Mais revenons à l'objectif réel de votre projet. Permettez-moi de prendre l'exemple, non de ma situation, mais de celle de la Seine-Maritime, département dont je suis député. Elle est révélatrice des objectifs non affichés et des exceptions aux critères que vous dites avoir retenus.

La sixième circonscription de Seine-Maritime compte actuellement 115 816 habitants. Circonscription la plus industrielle de France, elle comprend une grande ville, Le Havre, des villes moyennes, mais aussi un territoire rural important, et ces caractères urbain, rural et industriel y cohabitent en harmonie. Le Gouvernement a jugé qu'il fallait progressivement réduire l'écart entre cette circonscription et les autres du département. Progressivement ? Elle est totalement disloquée, elle a disparu ! J'oubliais : cette circonscription est la seule qui ait été gagnée sur l'UMP par un député communiste. Ceci explique peut-être cela.

Dans le nord du département, c'est la onzième circonscription qui, avec 100 616 habitants, est remaniée. Elle deviendrait la sixième circonscription en titre. S'il ne fallait que l'agrandir, il suffisait d'y ajouter un des cantons qui la bordaient. Mais peut-être fallait-il aussi que, conformément au principe républicain de M. le secrétaire d'État, le canton et la ville du député UMP à qui elle est destinée y soient intégrés. Avec ce redécoupage, la nouvelle sixième circonscription s'étendra de la zone côtière du nord du département jusqu'aux limites du département de l'Eure, soit pratiquement 100 kilomètres. Elle franchira ainsi allègrement les pays et les limites d'arrondissements et comptera 146 025 habitants, ce qui en fera la plus peuplée de France. Rien dans cette circonscription, ni montagne ni vallée, n'interdirait un autre découpage.

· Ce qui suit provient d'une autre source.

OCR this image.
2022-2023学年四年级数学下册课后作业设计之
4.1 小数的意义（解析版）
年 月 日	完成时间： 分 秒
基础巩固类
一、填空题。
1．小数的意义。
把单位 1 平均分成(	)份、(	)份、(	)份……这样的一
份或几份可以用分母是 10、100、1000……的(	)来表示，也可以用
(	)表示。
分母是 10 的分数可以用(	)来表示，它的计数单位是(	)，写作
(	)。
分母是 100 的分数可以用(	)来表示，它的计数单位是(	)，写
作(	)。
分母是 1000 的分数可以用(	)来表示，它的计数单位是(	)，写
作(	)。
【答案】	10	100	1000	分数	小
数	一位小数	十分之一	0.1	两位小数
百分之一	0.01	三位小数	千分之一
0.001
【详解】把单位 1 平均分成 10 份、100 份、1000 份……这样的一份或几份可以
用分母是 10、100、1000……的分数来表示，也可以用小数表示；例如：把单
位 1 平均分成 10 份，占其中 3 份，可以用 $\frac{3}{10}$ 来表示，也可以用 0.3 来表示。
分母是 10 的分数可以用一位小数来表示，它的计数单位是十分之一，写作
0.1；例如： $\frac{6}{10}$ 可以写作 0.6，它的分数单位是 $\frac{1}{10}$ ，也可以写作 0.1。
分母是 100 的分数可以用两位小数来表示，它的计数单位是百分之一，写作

Quant à l'arrondissement de Rouen, tout proche, trois de ses quatre circonscriptions seront les moins peuplées de Seine-Maritime, comptant de 113 531 à 117 019 habitants. C'est ce qui s'appelle tourner le dos aux prétendus critères de choix démographiques tant vantés. Dans le respect des équilibres des populations, on aurait assurément pu mieux faire !

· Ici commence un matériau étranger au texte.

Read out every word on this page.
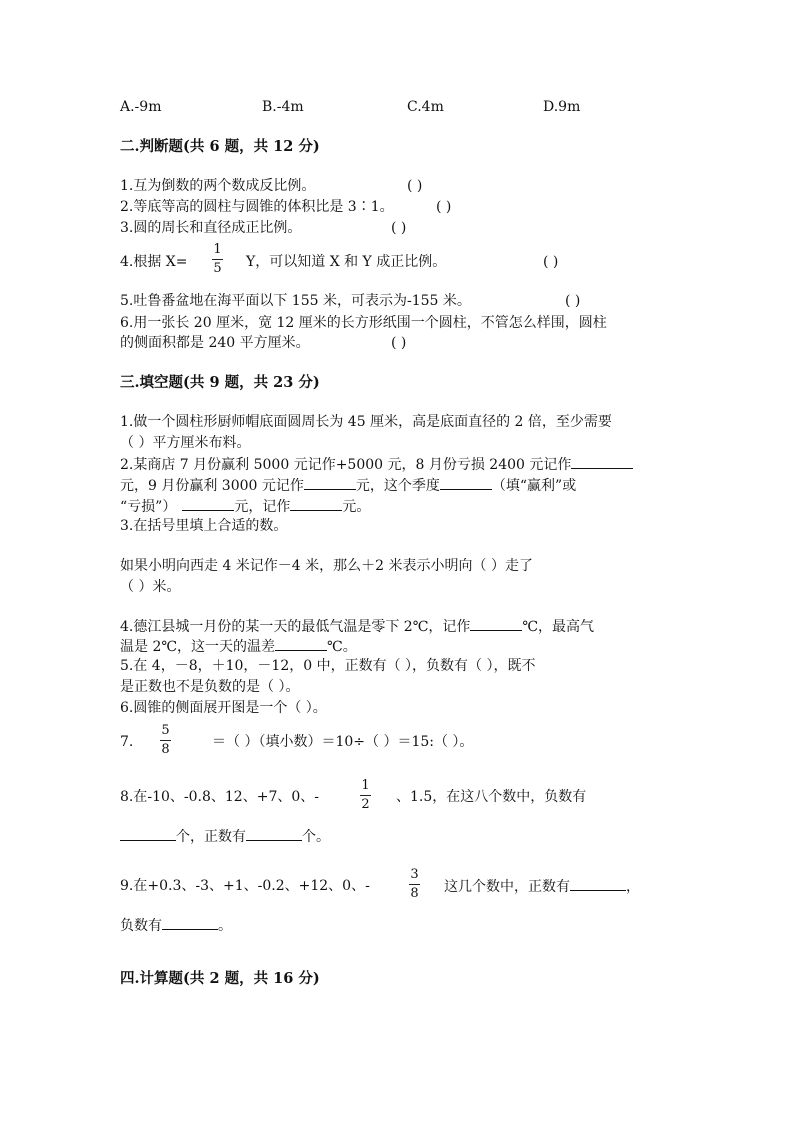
A.-9m	B.-4m	C.4m	D.9m
二.判断题(共 6 题，共 12 分)
1.互为倒数的两个数成反比例。	( )
2.等底等高的圆柱与圆锥的体积比是 3∶1。	( )
3.圆的周长和直径成正比例。	( )
4.根据 X=
1
5 Y，可以知道 X 和 Y 成正比例。	( )
5.吐鲁番盆地在海平面以下 155 米，可表示为-155 米。	( )
6.用一张长 20 厘米，宽 12 厘米的长方形纸围一个圆柱，不管怎么样围，圆柱
的侧面积都是 240 平方厘米。	( )
三.填空题(共 9 题，共 23 分)
1.做一个圆柱形厨师帽底面圆周长为 45 厘米，高是底面直径的 2 倍，至少需要
（ ）平方厘米布料。
2.某商店 7 月份赢利 5000 元记作+5000 元，8 月份亏损 2400 元记作
元，9 月份赢利 3000 元记作	元，这个季度	（填“赢利”或
“亏损”）	元，记作	元。
3.在括号里填上合适的数。
如果小明向西走 4 米记作－4 米，那么＋2 米表示小明向（ ）走了
（ ）米。
4.德江县城一月份的某一天的最低气温是零下 2℃，记作	℃，最高气
温是 2℃，这一天的温差	℃。
5.在 4，－8，＋10，－12，0 中，正数有（ ），负数有（ ），既不
是正数也不是负数的是（ ）。
6.圆锥的侧面展开图是一个（ ）。
7.
5
8	＝（ ）（填小数）＝10÷（ ）＝15:（ ）。
8.在-10、-0.8、12、+7、0、-
1
2 、1.5，在这八个数中，负数有
个，正数有	个。
9.在+0.3、-3、+1、-0.2、+12、0、-
3
8 这几个数中，正数有	，
负数有	。
四.计算题(共 2 题，共 16 分)
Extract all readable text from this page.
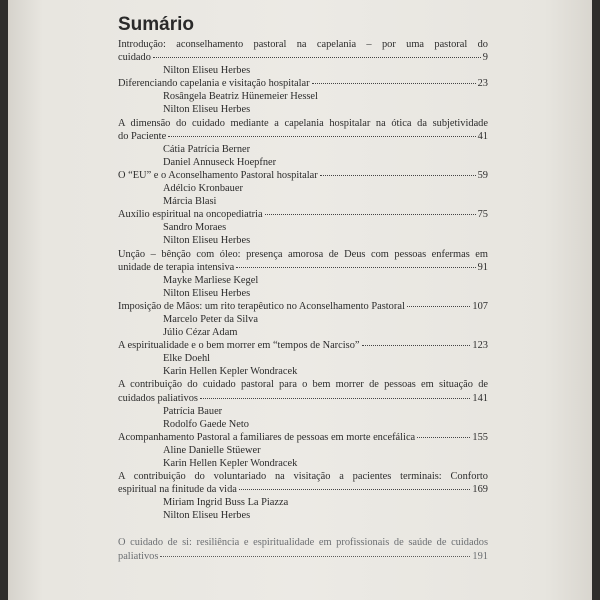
Sumário
Introdução: aconselhamento pastoral na capelania – por uma pastoral do
cuidado	9
Nilton Eliseu Herbes
Diferenciando capelania e visitação hospitalar	23
Rosângela Beatriz Hünemeier Hessel
Nilton Eliseu Herbes
A dimensão do cuidado mediante a capelania hospitalar na ótica da subjetividade
do Paciente	41
Cátia Patrícia Berner
Daniel Annuseck Hoepfner
O “EU” e o Aconselhamento Pastoral hospitalar	59
Adélcio Kronbauer
Márcia Blasi
Auxílio espiritual na oncopediatria	75
Sandro Moraes
Nilton Eliseu Herbes
Unção – bênção com óleo: presença amorosa de Deus com pessoas enfermas em
unidade de terapia intensiva	91
Mayke Marliese Kegel
Nilton Eliseu Herbes
Imposição de Mãos: um rito terapêutico no Aconselhamento Pastoral	107
Marcelo Peter da Silva
Júlio Cézar Adam
A espiritualidade e o bem morrer em “tempos de Narciso”	123
Elke Doehl
Karin Hellen Kepler Wondracek
A contribuição do cuidado pastoral para o bem morrer de pessoas em situação de
cuidados paliativos	141
Patrícia Bauer
Rodolfo Gaede Neto
Acompanhamento Pastoral a familiares de pessoas em morte encefálica	155
Aline Danielle Stüewer
Karin Hellen Kepler Wondracek
A contribuição do voluntariado na visitação a pacientes terminais: Conforto
espiritual na finitude da vida	169
Miriam Ingrid Buss La Piazza
Nilton Eliseu Herbes
O cuidado de si: resiliência e espiritualidade em profissionais de saúde de cuidados
paliativos	191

Dans ce département également, on voit ce que vaut la tradition républicaine que vous invoquez. Vous avez indiqué en commission que « vous vous êtes simplement efforcé de respecter la tradition républicaine voulant que l'on ne sépare pas un député de son canton ou de sa commune ». Qu'en est-il dans la réalité ? Là encore, c'est à géométrie variable.

Le député de l'actuelle neuvième circonscription occupe déjà le terrain dans la nouvelle neuvième circonscription où ne figurent ni sa ville ni son canton.

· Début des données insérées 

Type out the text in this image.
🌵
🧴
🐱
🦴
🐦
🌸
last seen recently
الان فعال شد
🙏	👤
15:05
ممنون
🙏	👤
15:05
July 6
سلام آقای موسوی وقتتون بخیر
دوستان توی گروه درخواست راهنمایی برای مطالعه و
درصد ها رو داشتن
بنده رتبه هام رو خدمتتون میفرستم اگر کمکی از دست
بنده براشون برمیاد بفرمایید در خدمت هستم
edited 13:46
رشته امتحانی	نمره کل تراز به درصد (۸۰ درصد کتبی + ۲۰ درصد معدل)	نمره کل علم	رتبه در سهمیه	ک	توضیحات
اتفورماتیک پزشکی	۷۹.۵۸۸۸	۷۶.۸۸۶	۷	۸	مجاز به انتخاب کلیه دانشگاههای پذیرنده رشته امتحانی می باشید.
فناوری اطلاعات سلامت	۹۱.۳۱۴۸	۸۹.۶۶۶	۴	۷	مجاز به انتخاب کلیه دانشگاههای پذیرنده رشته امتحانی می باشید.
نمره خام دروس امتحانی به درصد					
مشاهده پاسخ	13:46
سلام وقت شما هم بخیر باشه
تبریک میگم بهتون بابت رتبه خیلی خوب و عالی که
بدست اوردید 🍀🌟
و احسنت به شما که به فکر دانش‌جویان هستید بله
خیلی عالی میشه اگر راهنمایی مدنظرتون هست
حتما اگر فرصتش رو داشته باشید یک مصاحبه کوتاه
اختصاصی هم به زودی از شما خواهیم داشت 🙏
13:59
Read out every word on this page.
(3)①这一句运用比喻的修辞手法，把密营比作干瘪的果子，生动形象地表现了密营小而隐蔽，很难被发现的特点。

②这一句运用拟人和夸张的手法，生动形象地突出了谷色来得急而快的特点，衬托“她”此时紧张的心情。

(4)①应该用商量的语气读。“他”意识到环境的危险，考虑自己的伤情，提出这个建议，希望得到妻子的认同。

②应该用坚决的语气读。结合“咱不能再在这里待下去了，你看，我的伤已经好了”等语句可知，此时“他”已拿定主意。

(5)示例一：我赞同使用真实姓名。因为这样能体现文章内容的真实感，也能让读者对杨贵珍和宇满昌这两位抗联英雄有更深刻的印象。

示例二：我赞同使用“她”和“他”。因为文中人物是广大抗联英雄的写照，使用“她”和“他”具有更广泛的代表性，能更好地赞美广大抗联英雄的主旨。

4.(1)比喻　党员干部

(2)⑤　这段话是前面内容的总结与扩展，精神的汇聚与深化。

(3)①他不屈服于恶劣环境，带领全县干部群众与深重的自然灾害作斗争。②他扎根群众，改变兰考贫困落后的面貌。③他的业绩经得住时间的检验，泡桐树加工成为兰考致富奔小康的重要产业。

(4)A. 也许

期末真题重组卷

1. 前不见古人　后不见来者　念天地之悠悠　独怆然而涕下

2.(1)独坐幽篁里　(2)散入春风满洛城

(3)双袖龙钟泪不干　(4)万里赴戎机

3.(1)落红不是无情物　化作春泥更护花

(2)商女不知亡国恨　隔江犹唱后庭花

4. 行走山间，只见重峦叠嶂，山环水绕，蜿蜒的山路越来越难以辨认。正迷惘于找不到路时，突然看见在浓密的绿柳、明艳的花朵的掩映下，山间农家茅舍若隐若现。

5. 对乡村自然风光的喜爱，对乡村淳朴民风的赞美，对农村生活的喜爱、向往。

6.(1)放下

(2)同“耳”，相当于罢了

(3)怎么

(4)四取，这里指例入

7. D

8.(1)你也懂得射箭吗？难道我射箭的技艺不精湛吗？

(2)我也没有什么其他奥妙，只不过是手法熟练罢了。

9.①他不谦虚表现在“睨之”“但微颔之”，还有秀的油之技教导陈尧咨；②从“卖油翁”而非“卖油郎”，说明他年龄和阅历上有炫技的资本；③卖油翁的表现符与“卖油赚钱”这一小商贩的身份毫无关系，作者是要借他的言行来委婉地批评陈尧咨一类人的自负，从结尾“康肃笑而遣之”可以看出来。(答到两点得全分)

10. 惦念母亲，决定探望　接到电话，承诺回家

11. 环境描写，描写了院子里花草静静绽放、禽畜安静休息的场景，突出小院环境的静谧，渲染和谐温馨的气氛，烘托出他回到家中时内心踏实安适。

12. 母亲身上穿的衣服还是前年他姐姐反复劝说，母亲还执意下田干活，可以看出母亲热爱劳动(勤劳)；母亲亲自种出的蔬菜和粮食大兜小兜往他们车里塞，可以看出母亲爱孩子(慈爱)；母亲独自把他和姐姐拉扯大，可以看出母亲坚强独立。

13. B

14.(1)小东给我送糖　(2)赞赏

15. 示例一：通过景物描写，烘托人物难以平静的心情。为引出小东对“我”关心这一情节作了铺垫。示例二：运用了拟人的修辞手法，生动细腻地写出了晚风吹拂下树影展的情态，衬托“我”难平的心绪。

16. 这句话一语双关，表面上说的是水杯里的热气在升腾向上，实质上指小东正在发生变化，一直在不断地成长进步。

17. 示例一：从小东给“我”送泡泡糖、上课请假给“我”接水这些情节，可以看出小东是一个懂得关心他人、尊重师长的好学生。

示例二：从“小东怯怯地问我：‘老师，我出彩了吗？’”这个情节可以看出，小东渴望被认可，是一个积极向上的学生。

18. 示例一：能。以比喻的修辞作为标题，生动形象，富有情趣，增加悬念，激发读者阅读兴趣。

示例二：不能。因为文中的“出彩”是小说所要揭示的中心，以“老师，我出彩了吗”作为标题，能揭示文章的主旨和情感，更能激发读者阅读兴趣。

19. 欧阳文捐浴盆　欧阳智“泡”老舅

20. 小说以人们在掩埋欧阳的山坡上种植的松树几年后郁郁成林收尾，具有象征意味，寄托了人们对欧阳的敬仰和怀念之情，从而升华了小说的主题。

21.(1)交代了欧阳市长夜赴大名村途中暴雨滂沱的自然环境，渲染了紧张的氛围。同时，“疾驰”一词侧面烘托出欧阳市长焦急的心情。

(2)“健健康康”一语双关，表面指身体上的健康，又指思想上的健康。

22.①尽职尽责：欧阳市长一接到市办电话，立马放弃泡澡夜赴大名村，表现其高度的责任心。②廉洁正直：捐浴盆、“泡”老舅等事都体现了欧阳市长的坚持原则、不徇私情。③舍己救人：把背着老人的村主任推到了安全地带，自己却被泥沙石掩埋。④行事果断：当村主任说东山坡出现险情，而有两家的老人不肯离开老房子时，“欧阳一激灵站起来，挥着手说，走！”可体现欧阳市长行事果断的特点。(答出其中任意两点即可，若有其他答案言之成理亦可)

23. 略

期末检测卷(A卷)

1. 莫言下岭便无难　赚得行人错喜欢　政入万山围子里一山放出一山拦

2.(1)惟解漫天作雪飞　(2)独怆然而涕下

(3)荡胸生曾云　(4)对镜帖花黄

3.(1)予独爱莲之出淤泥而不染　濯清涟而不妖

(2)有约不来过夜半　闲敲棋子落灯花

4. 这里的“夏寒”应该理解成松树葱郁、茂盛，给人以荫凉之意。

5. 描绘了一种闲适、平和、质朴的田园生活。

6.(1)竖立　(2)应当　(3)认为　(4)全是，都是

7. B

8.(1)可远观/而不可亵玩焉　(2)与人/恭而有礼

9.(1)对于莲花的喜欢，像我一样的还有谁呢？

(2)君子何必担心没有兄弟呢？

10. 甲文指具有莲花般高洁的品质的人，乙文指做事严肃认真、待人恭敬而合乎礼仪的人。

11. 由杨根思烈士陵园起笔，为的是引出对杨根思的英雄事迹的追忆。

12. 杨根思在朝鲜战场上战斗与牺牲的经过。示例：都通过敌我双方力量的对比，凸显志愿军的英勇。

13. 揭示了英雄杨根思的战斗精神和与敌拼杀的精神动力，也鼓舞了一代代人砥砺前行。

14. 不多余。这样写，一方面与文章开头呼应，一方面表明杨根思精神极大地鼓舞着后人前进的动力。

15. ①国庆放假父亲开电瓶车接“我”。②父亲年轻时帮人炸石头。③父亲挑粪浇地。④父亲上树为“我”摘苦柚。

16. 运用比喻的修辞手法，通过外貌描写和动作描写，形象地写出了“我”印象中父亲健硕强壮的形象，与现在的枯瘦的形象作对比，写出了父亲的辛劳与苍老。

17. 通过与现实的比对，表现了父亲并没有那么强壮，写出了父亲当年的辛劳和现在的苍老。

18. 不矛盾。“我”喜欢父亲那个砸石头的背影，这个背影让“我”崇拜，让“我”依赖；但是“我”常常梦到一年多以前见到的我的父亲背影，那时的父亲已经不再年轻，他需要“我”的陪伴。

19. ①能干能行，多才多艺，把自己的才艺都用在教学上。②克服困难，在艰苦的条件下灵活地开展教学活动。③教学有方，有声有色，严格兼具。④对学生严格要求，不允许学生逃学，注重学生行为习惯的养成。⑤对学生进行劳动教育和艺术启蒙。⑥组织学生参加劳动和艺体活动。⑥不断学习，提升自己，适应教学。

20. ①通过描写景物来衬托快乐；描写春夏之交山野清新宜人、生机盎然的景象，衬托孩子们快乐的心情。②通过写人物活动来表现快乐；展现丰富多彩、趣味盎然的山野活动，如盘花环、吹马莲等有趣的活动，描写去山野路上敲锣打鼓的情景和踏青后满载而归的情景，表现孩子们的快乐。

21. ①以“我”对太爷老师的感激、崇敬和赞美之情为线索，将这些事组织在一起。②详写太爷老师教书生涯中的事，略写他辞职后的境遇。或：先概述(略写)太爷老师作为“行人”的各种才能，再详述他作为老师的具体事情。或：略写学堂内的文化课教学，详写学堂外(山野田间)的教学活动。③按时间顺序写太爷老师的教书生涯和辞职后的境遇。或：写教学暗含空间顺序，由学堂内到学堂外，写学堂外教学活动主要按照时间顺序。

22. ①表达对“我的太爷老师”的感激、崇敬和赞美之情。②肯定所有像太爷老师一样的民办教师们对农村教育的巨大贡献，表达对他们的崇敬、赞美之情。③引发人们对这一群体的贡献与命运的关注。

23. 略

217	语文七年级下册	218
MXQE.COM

M. Rufenacht, maire du Havre, ne pouvant garantir à la fois le niveau de population de la circonscription détenue par son parti et l'élection de son représentant, on a donc attribué le canton et la ville de l'actuel titulaire de la neuvième circonscription à la septième circonscription.

Si votre projet fait de la future sixième circonscription la plus peuplée de France, c'est pour assurer l'élection d'un de vos candidats : on a dû y ajouter cinq cantons pour qu'elle englobe la mairie et le canton de l'actuel député de l'une des deux circonscriptions fusionnées.

Dans ce département de la Seine-Maritime, qui compte actuellement douze circonscriptions, deux de gauche disparaissent et les quatre de droite sont confortées. Pur hasard ? Mauvaise connaissance du territoire électoral ? Je n'y crois guère !

Quelle conclusion tirer de cet exemple ? Que le principe que vous énoncez est à géométrie variable. Qu'est-ce qui guide son application ? Au-delà de tout autre principe, c'est son degré d'utilité à votre parti. D'ailleurs, là est votre seul principe. Pour le reste, vous vous arrangez pour que cela ne se voie pas trop. Le pire, c'est que le principe que vous invoquez – vous vous êtes « simplement efforcé de respecter la tradition républicaine voulant que l'on ne sépare pas un député de son canton ou de sa commune » – n'est pas inscrit dans la loi d'habilitation, ni dans aucune autre d'ailleurs.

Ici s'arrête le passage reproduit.